1Department of Chinese Medicine, Kaohsiung Chang Gung Memorial Hospital and Chang Gung University College of Medicine, No. 123, Dapi Road, Niaosong District, Kaohsiung 83342, Taiwan
2School of Chinese Medicine for Post Baccalaureate, I-Shou University, No. 1, Sec. 1, Syuecheng Road, Dashu District, Kaohsiung 84001, Taiwan
3School of Traditional Chinese Medicine, Chang Gung University, No. 259 Wen-Hwa 1st Road, Kweishan, Taoyuan 33302, Taiwan
4Liver Research Center, Chang Gung Memorial Hospital, No. 259 Wen-Hwa 1st Road, Kweishan, Taoyuan 33302, Taiwan
5Research Center for Industry of Human Ecology, Chang Gung University of Science and Technology, Kweishan, Taoyuan 83302, Taiwan
6Department of Medical Research, China Medical University Hospital, China Medical University, No. 91 Hsush-Shih Road, Taichung 40402, Taiwan
7Kaohsiung Medical University College of Medicine, No. 100, Shihcyuan 1st Road, Sanmin District, Kaohsiung 807, Taiwan
8Fooyin University College of Nursing, No. 151, Chinhsueh Road, Ta-Liao District, Kaohsiung 831, Taiwan

Received 6 March 2016; Revised 16 June 2016; Accepted 27 June 2016

Academic Editor: Pavel P. Philippov

Copyright © 2016 Yu-Chiang Hung et al.

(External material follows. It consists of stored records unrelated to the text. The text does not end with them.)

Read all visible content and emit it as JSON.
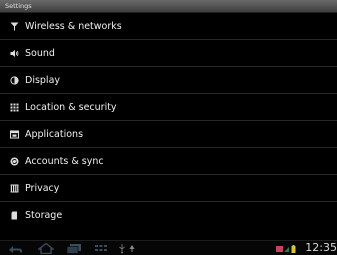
{
  "window": {
    "title": "Settings"
  },
  "settings": {
    "items": [
      {
        "label": "Wireless & networks",
        "icon": "wifi-icon"
      },
      {
        "label": "Sound",
        "icon": "speaker-icon"
      },
      {
        "label": "Display",
        "icon": "brightness-icon"
      },
      {
        "label": "Location & security",
        "icon": "grid-icon"
      },
      {
        "label": "Applications",
        "icon": "applications-icon"
      },
      {
        "label": "Accounts & sync",
        "icon": "sync-icon"
      },
      {
        "label": "Privacy",
        "icon": "privacy-icon"
      },
      {
        "label": "Storage",
        "icon": "storage-icon"
      }
    ]
  },
  "status_bar": {
    "time": "12:35",
    "icons": [
      "back-icon",
      "home-icon",
      "recent-apps-icon",
      "menu-icon",
      "usb-icon",
      "notification-icon",
      "wifi-signal-icon",
      "battery-icon"
    ]
  },
  "colors": {
    "background": "#000000",
    "title_bar": "#4a4a4a",
    "accent": "#33b5e5"
  }
}
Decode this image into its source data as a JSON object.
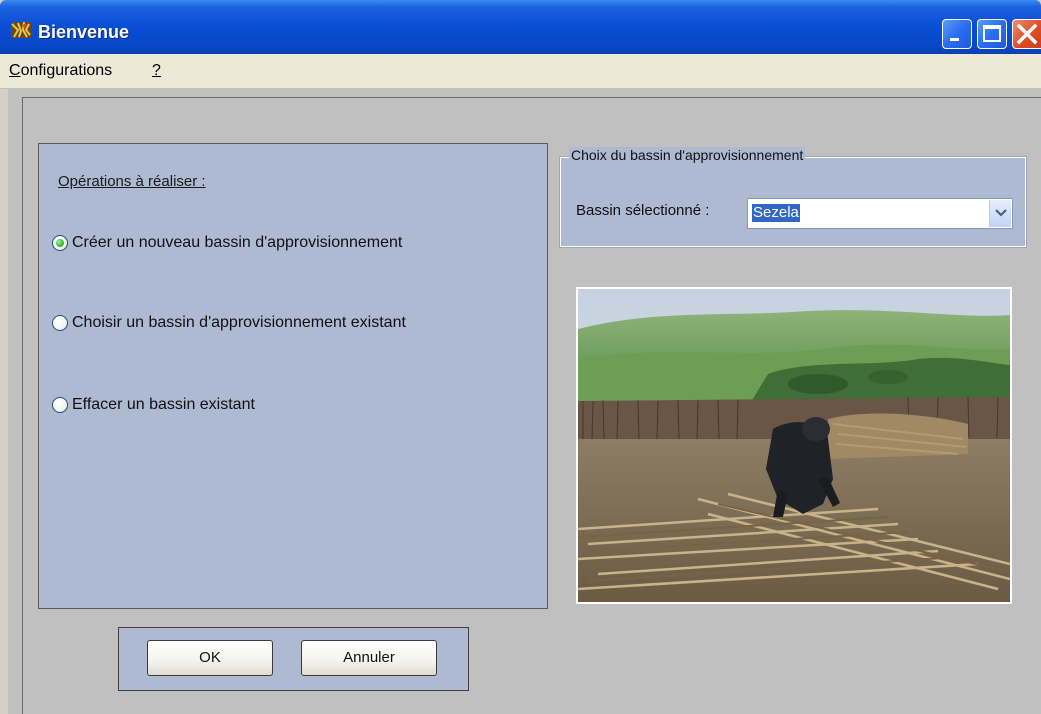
{
  "window": {
    "title": "Bienvenue",
    "icon": "app-icon"
  },
  "menu": {
    "items": [
      {
        "mnemonic": "C",
        "rest": "onfigurations"
      },
      {
        "mnemonic": "?",
        "rest": ""
      }
    ]
  },
  "operations": {
    "title": "Opérations à réaliser :",
    "options": [
      {
        "label": "Créer un nouveau bassin d'approvisionnement",
        "checked": true
      },
      {
        "label": "Choisir un bassin d'approvisionnement existant",
        "checked": false
      },
      {
        "label": "Effacer un bassin existant",
        "checked": false
      }
    ]
  },
  "buttons": {
    "ok": "OK",
    "cancel": "Annuler"
  },
  "basin_choice": {
    "legend": "Choix du bassin d'approvisionnement",
    "label": "Bassin sélectionné :",
    "selected": "Sezela"
  },
  "colors": {
    "panel": "#adbad2",
    "titlebar": "#0848c8",
    "selection": "#3168c5",
    "radio_checked": "#3fbf3a"
  }
}
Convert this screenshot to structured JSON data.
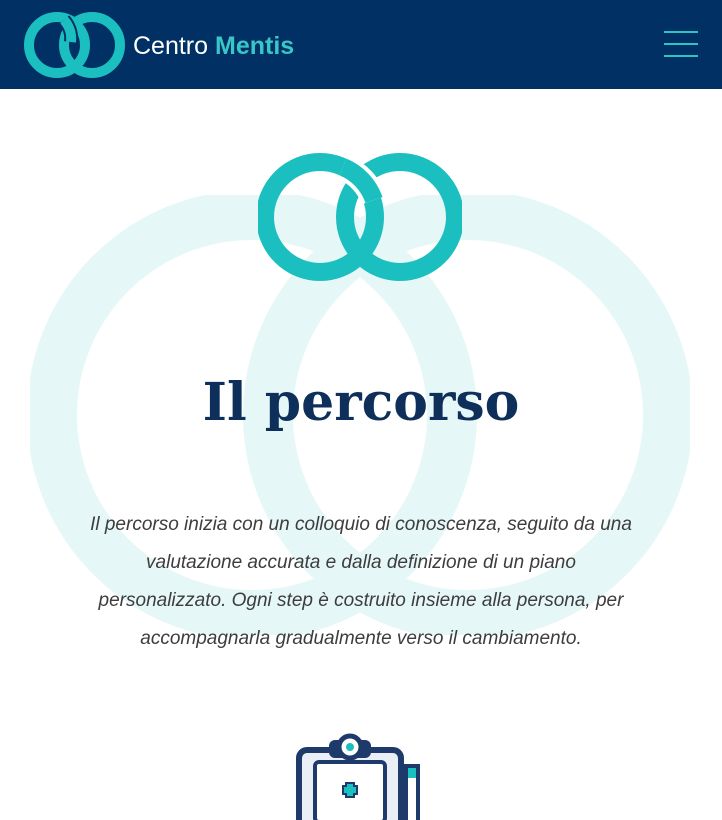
{
  "header": {
    "brand_word1": "Centro",
    "brand_word2": "Mentis",
    "logo_icon": "interlocked-rings-logo",
    "menu_icon": "hamburger-menu-icon"
  },
  "section": {
    "title": "Il percorso",
    "description": "Il percorso inizia con un colloquio di conoscenza, seguito da una valutazione accurata e dalla definizione di un piano personalizzato. Ogni step è costruito insieme alla persona, per accompagnarla gradualmente verso il cambiamento.",
    "icon": "medical-clipboard-icon"
  },
  "colors": {
    "header_bg": "#003064",
    "accent_teal": "#1cbfbf",
    "title_navy": "#0d2f5a",
    "body_text": "#3d3d3d",
    "watermark": "#e6f7f7"
  }
}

This is an open access article distributed under the Creative Commons Attribution License, which permits unrestricted use, distribution, and reproduction in any medium, provided the original work is properly cited.

Abstract

Cancer is a leading cause of death worldwide. We aim to provide a systematic review about the roles of reactive oxygen species (ROS) in anticancer therapy with Salvia miltiorrhiza Bunge (Danshen). Danshen, including its lipophilic and hydrophilic constituents, is potentially beneficial for treating various cancers. The mechanisms of ROS-related anticancer effects of Danshen vary depending on the specific type of cancer cells involved. Danshen may enhance TNF-α-induced apoptosis, upregulate caspase-3, caspase-8, caspase-9, endoplasmic reticulum stress, P21, P53, Bax/Bcl-2, DR5, and AMP-activated protein kinase, or activate the p38/JNK, mitogen-activated protein kinase, and FasL signaling pathways. Conversely, Danshen may downregulate human telomerase reverse transcriptase mRNA, telomerase, survivin, vascular endothelial growth factor/vascular endothelial growth factor receptor 2, CD31, NF-κB, Erk1/2, matrix metalloproteinases, microtubule assembly, and receptor tyrosine kinases including epidermal growth factor receptors, HER2, and P-glycoprotein and inhibit the PI3K/Akt/mTOR or estrogen receptor signaling pathways. Therefore, Danshen may inhibit cancer cells proliferation through antioxidation on tumor initiation and induce apoptosis or autophagy through ROS generation on tumor progression, tumor promotion, and tumor metastasis. Based on the available evidence regarding its anticancer properties, this review provides new insights for further anticancer research or clinical trials with Danshen.